Book Review: Cattra’s Legacy by Anna Mackenzie

21 Oct

Cattra's LegacyWhen Risha’s father dies and her holding is taken from her by the village leader, she decides to travel with the traders and find one of her father’s old friends. She doesn’t realize that the journey will bring her much more than she bargained for and turn her life on its head in ways she couldn’t imagine.

This was an excellent find at the library and I plan on purchasing my own copy soon. It had everything I like in a book: fiery female lead, politics galore, a hint of magic, an array of supporting characters, and a page-turning plot. It was well-written, too, with words and sentences that seemed to flow effortlessly, painting a beautiful picture of this world and the people who live in it.

That said, I knocked a star off my Goodreads review because it was a bit too much plot in too small a space. I felt like the information and events we were presented in this book could easily have been expanded to suit a trilogy rather than just one book. It was just 350 pages long, and covered over a year of important events that helped to develop the main character.
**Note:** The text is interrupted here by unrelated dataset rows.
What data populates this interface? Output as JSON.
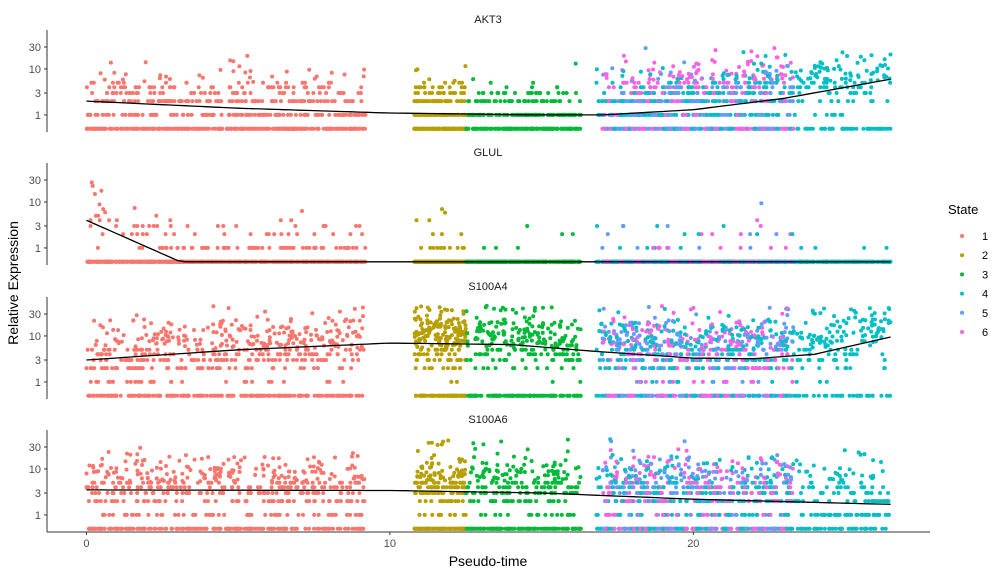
{
  "chart_data": {
    "type": "scatter",
    "xlabel": "Pseudo-time",
    "ylabel": "Relative Expression",
    "x_ticks": [
      0,
      10,
      20
    ],
    "xlim": [
      -1.3,
      27.8
    ],
    "y_scale": "log",
    "y_ticks": [
      1,
      3,
      10,
      30
    ],
    "ylim": [
      0.42,
      45
    ],
    "grid": false,
    "legend": {
      "title": "State",
      "position": "right",
      "entries": [
        {
          "label": "1",
          "color": "#F8766D"
        },
        {
          "label": "2",
          "color": "#B79F00"
        },
        {
          "label": "3",
          "color": "#00BA38"
        },
        {
          "label": "4",
          "color": "#00BFC4"
        },
        {
          "label": "5",
          "color": "#619CFF"
        },
        {
          "label": "6",
          "color": "#F564E3"
        }
      ]
    },
    "state_pseudotime_ranges": {
      "1": [
        0,
        9.2
      ],
      "2": [
        10.8,
        12.5
      ],
      "3": [
        12.5,
        16.3
      ],
      "4": [
        16.8,
        26.5
      ],
      "5": [
        17,
        23.3
      ],
      "6": [
        17,
        23.3
      ]
    },
    "panels": [
      {
        "gene": "AKT3",
        "trend": [
          [
            0,
            2
          ],
          [
            5,
            1.4
          ],
          [
            10,
            1.1
          ],
          [
            15,
            1.0
          ],
          [
            17,
            1.0
          ],
          [
            20,
            1.3
          ],
          [
            23,
            2.3
          ],
          [
            26.5,
            6
          ]
        ],
        "state_zero_fraction": {
          "1": 0.45,
          "2": 0.5,
          "3": 0.5,
          "4": 0.3,
          "5": 0.4,
          "6": 0.3
        },
        "state_level_factor": {
          "1": 1.3,
          "2": 1.5,
          "3": 1.3,
          "4": 1.6,
          "5": 1.5,
          "6": 2.5
        }
      },
      {
        "gene": "GLUL",
        "trend": [
          [
            0,
            4
          ],
          [
            3.1,
            0.5
          ],
          [
            26.5,
            0.5
          ]
        ],
        "state_zero_fraction": {
          "1": 0.8,
          "2": 0.93,
          "3": 0.97,
          "4": 0.96,
          "5": 0.97,
          "6": 0.96
        },
        "state_level_factor": {
          "1": 1.5,
          "2": 2,
          "3": 2,
          "4": 2,
          "5": 2,
          "6": 2
        }
      },
      {
        "gene": "S100A4",
        "trend": [
          [
            0,
            3
          ],
          [
            5,
            5
          ],
          [
            10,
            7
          ],
          [
            14,
            6.5
          ],
          [
            17,
            4.5
          ],
          [
            20,
            3.3
          ],
          [
            22,
            3.2
          ],
          [
            24,
            4
          ],
          [
            26.5,
            9.5
          ]
        ],
        "state_zero_fraction": {
          "1": 0.3,
          "2": 0.3,
          "3": 0.3,
          "4": 0.25,
          "5": 0.25,
          "6": 0.3
        },
        "state_level_factor": {
          "1": 1.2,
          "2": 1.3,
          "3": 1.3,
          "4": 1.6,
          "5": 1.8,
          "6": 1.5
        }
      },
      {
        "gene": "S100A6",
        "trend": [
          [
            0,
            3.5
          ],
          [
            10,
            3.4
          ],
          [
            15,
            3
          ],
          [
            20,
            2.2
          ],
          [
            26.5,
            1.7
          ]
        ],
        "state_zero_fraction": {
          "1": 0.3,
          "2": 0.3,
          "3": 0.3,
          "4": 0.3,
          "5": 0.25,
          "6": 0.3
        },
        "state_level_factor": {
          "1": 1.3,
          "2": 1.6,
          "3": 1.4,
          "4": 1.6,
          "5": 2,
          "6": 1.7
        }
      }
    ]
  }
}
I just think that some things could have been slowed down and explained more thoroughly if the author had been given more space to do so. I was often confused by the names of places and the people leading them and their place in this world. The politics were complex, which is excellent, but not enough time was given to explain them, and I was often confused by that as well.
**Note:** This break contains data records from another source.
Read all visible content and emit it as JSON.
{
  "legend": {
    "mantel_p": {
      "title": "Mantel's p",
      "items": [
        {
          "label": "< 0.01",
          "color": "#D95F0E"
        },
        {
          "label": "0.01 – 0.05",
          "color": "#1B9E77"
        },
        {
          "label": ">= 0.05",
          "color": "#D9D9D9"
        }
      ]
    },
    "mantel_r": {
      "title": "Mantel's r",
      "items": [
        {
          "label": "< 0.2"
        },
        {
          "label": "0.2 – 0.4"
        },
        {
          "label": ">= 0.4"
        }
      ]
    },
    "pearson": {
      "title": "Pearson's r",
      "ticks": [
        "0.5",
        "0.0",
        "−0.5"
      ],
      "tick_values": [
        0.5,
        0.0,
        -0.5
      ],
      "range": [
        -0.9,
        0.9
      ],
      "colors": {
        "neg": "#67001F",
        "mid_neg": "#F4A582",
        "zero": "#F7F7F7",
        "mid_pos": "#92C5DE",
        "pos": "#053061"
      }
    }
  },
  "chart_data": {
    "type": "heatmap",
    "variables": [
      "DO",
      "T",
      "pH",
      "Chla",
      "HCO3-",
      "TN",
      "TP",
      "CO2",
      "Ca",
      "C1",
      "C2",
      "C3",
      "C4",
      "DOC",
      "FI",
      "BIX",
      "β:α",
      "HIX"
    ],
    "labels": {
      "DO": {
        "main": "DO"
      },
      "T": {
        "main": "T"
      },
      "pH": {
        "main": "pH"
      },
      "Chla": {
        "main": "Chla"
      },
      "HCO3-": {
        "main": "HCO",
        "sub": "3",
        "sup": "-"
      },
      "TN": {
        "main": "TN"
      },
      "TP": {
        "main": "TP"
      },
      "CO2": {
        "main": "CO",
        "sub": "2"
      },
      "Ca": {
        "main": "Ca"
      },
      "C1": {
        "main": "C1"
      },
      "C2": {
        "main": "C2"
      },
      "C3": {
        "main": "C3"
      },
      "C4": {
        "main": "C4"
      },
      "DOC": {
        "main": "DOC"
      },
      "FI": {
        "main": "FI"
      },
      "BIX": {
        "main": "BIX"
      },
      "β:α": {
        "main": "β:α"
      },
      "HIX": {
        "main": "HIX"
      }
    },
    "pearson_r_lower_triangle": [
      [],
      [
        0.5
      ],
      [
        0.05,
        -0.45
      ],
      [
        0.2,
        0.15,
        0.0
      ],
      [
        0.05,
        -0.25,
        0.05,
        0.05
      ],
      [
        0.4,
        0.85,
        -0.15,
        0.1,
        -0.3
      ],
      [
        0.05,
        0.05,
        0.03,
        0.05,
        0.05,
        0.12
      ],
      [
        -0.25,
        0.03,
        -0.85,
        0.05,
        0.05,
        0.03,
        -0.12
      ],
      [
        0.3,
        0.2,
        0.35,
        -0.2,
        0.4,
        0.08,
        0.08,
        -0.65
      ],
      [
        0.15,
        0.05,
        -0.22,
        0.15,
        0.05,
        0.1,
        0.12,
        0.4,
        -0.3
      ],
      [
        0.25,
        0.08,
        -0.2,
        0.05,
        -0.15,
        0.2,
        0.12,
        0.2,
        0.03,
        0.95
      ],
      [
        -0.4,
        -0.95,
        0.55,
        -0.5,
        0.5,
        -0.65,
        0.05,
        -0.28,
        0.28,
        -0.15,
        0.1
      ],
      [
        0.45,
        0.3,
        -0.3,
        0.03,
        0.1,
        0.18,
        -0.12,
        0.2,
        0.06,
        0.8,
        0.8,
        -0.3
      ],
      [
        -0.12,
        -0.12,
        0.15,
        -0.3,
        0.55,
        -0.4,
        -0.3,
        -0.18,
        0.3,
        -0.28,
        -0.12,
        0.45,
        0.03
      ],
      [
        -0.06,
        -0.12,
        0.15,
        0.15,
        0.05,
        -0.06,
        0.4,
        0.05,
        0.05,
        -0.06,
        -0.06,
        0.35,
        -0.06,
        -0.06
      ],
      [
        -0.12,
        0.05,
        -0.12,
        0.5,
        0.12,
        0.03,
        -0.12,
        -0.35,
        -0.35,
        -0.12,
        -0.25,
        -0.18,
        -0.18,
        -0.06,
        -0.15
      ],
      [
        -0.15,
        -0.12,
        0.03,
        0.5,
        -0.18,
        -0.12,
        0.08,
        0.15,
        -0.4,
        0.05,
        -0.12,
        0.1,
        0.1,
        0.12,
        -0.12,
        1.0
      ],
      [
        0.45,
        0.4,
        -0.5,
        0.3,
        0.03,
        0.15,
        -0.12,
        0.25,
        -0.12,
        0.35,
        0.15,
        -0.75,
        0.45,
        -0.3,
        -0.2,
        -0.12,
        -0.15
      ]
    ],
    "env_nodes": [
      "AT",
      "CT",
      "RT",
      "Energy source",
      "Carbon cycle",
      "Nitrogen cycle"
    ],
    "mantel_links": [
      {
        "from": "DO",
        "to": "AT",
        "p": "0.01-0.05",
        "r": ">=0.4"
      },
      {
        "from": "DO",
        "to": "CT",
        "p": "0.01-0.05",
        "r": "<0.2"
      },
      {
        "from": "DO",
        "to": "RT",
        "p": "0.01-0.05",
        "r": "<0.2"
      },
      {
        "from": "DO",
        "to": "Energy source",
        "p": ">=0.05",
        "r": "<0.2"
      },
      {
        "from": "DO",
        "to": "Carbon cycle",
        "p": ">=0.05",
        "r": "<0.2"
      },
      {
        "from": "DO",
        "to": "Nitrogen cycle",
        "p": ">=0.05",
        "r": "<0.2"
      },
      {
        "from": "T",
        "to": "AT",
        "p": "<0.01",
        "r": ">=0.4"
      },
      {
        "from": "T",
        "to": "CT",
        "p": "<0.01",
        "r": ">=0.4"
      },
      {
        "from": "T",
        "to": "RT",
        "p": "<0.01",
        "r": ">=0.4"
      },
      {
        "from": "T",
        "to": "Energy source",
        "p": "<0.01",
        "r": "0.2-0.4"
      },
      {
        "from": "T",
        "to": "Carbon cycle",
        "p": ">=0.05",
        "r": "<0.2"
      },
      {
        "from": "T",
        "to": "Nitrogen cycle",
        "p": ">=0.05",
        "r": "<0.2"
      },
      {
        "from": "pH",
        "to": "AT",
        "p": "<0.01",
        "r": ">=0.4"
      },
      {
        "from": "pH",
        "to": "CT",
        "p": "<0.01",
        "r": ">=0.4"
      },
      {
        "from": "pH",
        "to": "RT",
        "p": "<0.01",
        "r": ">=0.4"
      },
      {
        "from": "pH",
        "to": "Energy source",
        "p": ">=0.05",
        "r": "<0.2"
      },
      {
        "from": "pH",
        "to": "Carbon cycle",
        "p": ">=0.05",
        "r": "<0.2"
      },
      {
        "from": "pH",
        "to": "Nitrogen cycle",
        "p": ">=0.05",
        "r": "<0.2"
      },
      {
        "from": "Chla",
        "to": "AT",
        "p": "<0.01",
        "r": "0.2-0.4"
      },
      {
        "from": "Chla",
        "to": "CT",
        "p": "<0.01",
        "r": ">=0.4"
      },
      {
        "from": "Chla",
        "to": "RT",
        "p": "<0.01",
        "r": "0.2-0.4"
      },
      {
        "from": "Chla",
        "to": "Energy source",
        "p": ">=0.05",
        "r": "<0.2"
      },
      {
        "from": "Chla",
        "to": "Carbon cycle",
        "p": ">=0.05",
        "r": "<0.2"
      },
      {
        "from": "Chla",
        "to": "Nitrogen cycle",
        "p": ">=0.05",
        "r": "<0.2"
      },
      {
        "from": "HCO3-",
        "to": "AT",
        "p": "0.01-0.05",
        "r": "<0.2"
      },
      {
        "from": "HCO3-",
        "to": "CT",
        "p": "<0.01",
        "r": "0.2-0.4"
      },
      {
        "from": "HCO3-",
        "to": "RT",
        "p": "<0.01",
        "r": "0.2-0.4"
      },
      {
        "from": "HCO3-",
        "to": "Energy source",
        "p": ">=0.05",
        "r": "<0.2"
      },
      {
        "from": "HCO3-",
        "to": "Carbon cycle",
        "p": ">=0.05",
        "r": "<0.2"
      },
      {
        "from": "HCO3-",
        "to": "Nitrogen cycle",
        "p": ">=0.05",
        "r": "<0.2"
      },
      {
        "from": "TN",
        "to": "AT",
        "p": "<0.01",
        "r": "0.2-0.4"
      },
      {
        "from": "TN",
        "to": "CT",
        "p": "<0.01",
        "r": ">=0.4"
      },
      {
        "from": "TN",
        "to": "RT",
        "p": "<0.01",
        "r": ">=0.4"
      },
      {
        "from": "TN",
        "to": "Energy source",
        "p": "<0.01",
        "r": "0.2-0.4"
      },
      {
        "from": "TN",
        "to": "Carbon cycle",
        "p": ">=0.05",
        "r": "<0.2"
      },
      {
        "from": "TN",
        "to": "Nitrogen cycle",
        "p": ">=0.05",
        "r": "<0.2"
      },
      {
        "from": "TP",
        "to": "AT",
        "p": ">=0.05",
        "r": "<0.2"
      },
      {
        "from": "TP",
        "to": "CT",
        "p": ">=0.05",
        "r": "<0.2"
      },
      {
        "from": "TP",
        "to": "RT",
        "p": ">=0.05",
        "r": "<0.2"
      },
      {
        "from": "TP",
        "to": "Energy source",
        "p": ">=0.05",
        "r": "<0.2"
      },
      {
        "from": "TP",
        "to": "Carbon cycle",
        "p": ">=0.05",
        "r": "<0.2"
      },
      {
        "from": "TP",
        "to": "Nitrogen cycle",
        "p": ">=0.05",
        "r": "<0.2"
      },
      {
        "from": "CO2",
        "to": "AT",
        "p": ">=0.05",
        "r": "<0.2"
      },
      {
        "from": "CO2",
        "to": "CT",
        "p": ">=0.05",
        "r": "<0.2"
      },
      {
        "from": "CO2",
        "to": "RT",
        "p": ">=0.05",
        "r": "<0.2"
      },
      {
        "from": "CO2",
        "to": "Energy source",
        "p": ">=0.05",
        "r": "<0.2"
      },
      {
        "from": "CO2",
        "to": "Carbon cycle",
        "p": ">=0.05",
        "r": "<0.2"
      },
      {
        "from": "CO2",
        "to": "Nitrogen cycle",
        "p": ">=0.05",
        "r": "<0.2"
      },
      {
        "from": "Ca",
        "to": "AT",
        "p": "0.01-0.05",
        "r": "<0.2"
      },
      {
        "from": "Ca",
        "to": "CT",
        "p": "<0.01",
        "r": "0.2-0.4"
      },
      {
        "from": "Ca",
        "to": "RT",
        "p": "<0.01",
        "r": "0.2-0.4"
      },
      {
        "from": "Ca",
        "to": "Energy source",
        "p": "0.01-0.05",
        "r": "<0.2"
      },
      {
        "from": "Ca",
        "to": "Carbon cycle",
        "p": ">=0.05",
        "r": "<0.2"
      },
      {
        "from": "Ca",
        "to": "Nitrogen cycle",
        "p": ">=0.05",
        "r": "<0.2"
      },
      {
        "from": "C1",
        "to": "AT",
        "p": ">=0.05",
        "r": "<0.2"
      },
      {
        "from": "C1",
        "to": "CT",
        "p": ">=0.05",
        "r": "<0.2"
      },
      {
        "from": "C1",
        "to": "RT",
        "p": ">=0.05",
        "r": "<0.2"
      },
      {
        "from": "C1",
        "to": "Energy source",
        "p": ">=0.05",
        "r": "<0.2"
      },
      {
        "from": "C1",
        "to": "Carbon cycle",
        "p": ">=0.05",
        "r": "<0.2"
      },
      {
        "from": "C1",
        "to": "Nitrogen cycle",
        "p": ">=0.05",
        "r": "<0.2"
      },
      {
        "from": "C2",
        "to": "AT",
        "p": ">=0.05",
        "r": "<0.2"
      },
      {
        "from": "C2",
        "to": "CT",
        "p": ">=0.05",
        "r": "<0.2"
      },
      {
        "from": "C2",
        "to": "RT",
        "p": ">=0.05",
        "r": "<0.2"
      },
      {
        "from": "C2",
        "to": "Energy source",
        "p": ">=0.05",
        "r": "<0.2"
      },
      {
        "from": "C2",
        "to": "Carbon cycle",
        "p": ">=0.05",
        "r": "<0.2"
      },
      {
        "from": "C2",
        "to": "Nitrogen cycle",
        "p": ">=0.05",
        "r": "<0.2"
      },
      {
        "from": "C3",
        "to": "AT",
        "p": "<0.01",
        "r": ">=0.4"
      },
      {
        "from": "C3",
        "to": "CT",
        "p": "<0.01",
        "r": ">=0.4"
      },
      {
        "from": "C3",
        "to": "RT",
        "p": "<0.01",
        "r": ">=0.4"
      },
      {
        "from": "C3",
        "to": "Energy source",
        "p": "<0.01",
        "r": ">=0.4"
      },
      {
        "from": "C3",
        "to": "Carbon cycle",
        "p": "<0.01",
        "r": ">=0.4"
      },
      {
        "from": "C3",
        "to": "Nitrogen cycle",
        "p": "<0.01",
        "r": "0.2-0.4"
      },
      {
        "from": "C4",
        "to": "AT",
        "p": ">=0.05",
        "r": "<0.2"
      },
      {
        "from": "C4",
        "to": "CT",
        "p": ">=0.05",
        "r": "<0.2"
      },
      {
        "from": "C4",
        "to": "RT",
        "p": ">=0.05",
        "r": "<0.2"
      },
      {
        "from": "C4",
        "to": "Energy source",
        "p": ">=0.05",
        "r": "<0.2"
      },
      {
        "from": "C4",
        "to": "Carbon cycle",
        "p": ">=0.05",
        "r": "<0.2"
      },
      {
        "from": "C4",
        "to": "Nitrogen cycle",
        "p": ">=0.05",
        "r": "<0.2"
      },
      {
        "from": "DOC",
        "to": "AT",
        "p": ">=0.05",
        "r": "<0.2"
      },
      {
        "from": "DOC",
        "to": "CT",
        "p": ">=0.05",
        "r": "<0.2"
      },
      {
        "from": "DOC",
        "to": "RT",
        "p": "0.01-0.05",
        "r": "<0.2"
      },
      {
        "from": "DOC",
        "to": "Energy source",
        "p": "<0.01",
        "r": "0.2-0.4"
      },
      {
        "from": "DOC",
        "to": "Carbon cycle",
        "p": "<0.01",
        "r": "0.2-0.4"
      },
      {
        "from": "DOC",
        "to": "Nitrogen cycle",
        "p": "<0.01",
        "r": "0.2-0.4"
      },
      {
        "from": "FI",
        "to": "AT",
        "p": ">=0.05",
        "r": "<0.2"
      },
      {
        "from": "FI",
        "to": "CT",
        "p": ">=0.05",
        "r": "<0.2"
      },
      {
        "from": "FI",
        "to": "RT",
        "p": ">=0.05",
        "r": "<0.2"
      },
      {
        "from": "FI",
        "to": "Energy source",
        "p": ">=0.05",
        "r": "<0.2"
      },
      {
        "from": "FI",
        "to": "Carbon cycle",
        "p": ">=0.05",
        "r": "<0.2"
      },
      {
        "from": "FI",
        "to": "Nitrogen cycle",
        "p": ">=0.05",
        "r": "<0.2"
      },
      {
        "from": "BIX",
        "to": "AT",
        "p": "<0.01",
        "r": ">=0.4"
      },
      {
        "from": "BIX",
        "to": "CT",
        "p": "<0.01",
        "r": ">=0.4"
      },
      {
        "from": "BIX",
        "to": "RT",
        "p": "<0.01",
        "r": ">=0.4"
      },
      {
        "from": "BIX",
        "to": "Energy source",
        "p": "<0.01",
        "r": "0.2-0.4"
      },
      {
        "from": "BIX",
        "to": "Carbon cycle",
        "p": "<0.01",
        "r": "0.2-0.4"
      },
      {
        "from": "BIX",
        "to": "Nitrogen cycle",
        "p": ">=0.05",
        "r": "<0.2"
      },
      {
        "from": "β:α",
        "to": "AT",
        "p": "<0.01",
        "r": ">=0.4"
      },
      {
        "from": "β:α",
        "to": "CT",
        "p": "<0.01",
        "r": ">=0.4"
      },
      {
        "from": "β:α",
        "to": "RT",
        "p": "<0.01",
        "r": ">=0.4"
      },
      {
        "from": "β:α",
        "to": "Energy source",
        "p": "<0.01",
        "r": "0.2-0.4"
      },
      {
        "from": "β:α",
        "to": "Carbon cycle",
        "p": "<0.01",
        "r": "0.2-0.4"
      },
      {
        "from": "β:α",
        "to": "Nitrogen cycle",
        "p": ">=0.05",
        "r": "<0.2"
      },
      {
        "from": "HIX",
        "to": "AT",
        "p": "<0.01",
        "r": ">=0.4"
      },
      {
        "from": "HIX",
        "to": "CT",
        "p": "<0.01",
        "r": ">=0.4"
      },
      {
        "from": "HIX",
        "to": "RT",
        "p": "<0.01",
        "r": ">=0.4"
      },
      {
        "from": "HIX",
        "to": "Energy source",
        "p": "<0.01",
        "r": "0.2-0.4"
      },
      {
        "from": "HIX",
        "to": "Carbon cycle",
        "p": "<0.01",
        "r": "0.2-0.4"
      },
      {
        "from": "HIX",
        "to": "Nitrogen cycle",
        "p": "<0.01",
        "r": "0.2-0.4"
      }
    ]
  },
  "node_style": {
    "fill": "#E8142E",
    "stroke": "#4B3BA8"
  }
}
There were also too many characters which I call “characters of convenience”–those that pop up to serve a purpose but are then discarded. Honestly, the “characters of convenience” in this book were realistic. If Risha were to experience what she experienced in the “real world” she probably wouldn’t see half the people she met along the way again… but as a reader, those characters take up space in my mind, not to mention space on the page, that would be better used by explanations of the things I named above. When the author has but so many words and pages to work with, it doesn’t make sense to waste them on characters that we will never see again. I’m talking Sulba’s family, Fenn, Clik… I just think the book could have been reworked to avoid these characters.

I was also confused by some of Risha’s actions and lack of action. For instance, when she decides to go along with a bunch of strange men and they’re just riding along and it’s ages until she asks who they are and where they’re going and what they intend to do with her. And when she realizes she’s safe, she doesn’t ask any questions at all–which just isn’t what I’d expect from her character at the time. Yes, she was a bit meek at the start, but she grows into herself pretty quickly and I’d expect her to expect more answers. She gets a lot of them in the end, it’s true, but they took forever to be revealed.
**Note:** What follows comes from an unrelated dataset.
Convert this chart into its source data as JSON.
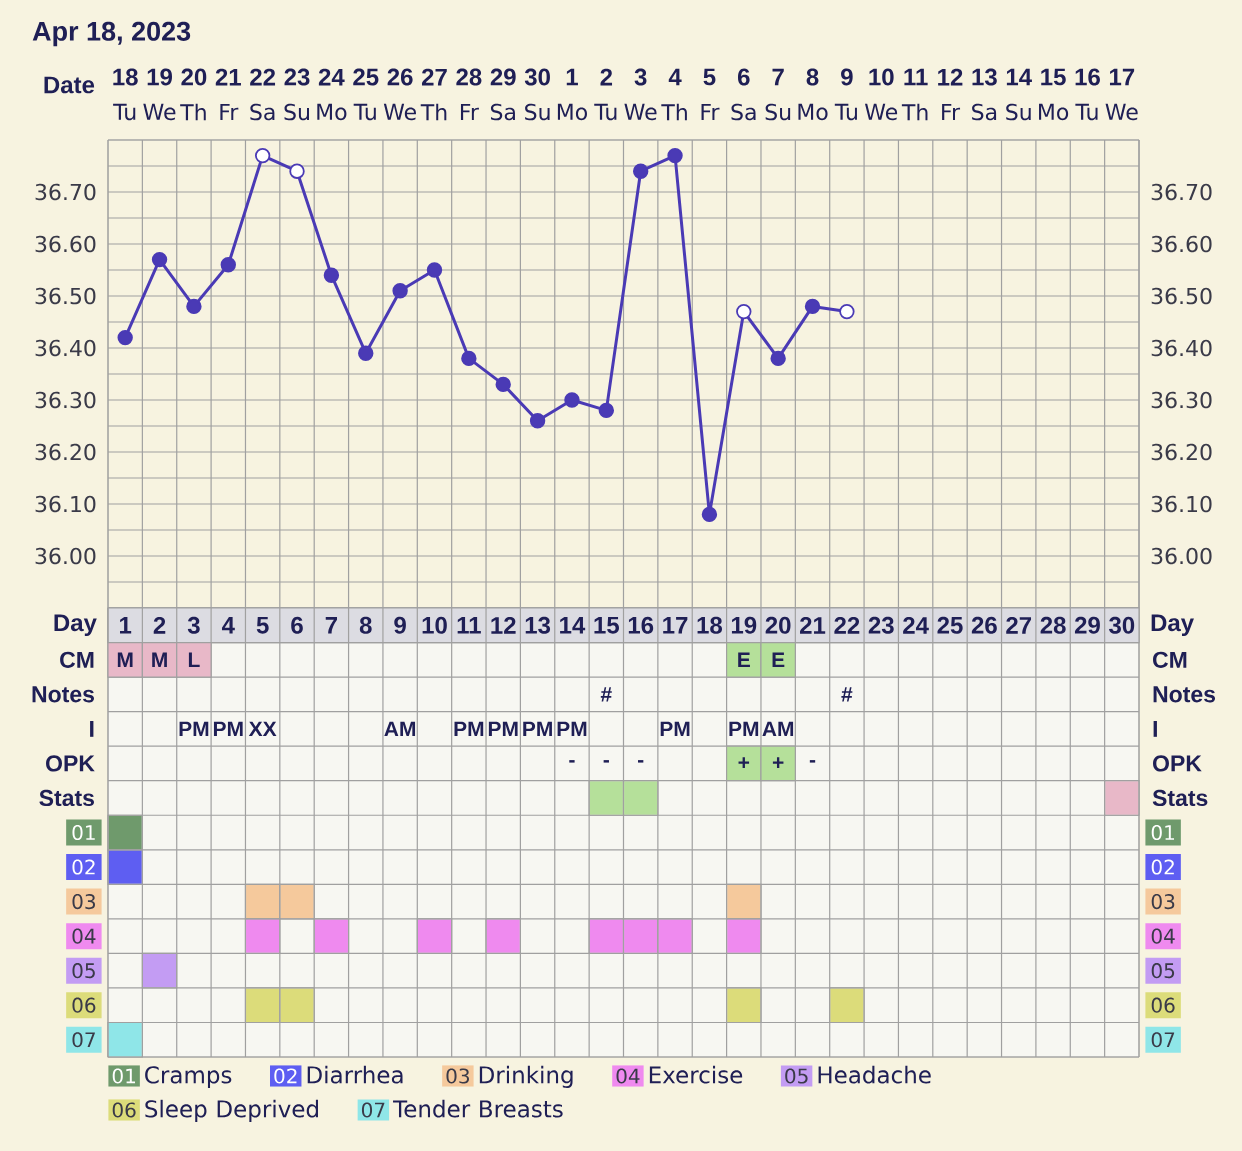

Lastly, the voice in her head. We never get a clear explanation of who this voice is, and though we’re given a pretty big hint, we aren’t told why this happens to her or what is causing it or how it works. Then suddenly she was able to talk to her cousin through her mind? And they don’t hash it out until ages after? I assume we’ll get these answers in the sequel, but I really would have liked to have them in this book. Perhaps I was missing something? I don’t know. But this is a prime example of what I mean when I said there wasn’t enough space for all of the elements of this story.

I know I’ve been pretty critical here, but like I said, I only knocked one star off for all this–this book was really, really excellent and engaging and page-turning, and you can bet I’ll be reading the sequel as soon as I can! I highly recommend this book despite these few issues that I had with it. And you should know I’m only super critical of books that I loved. Can’t wait for the next one!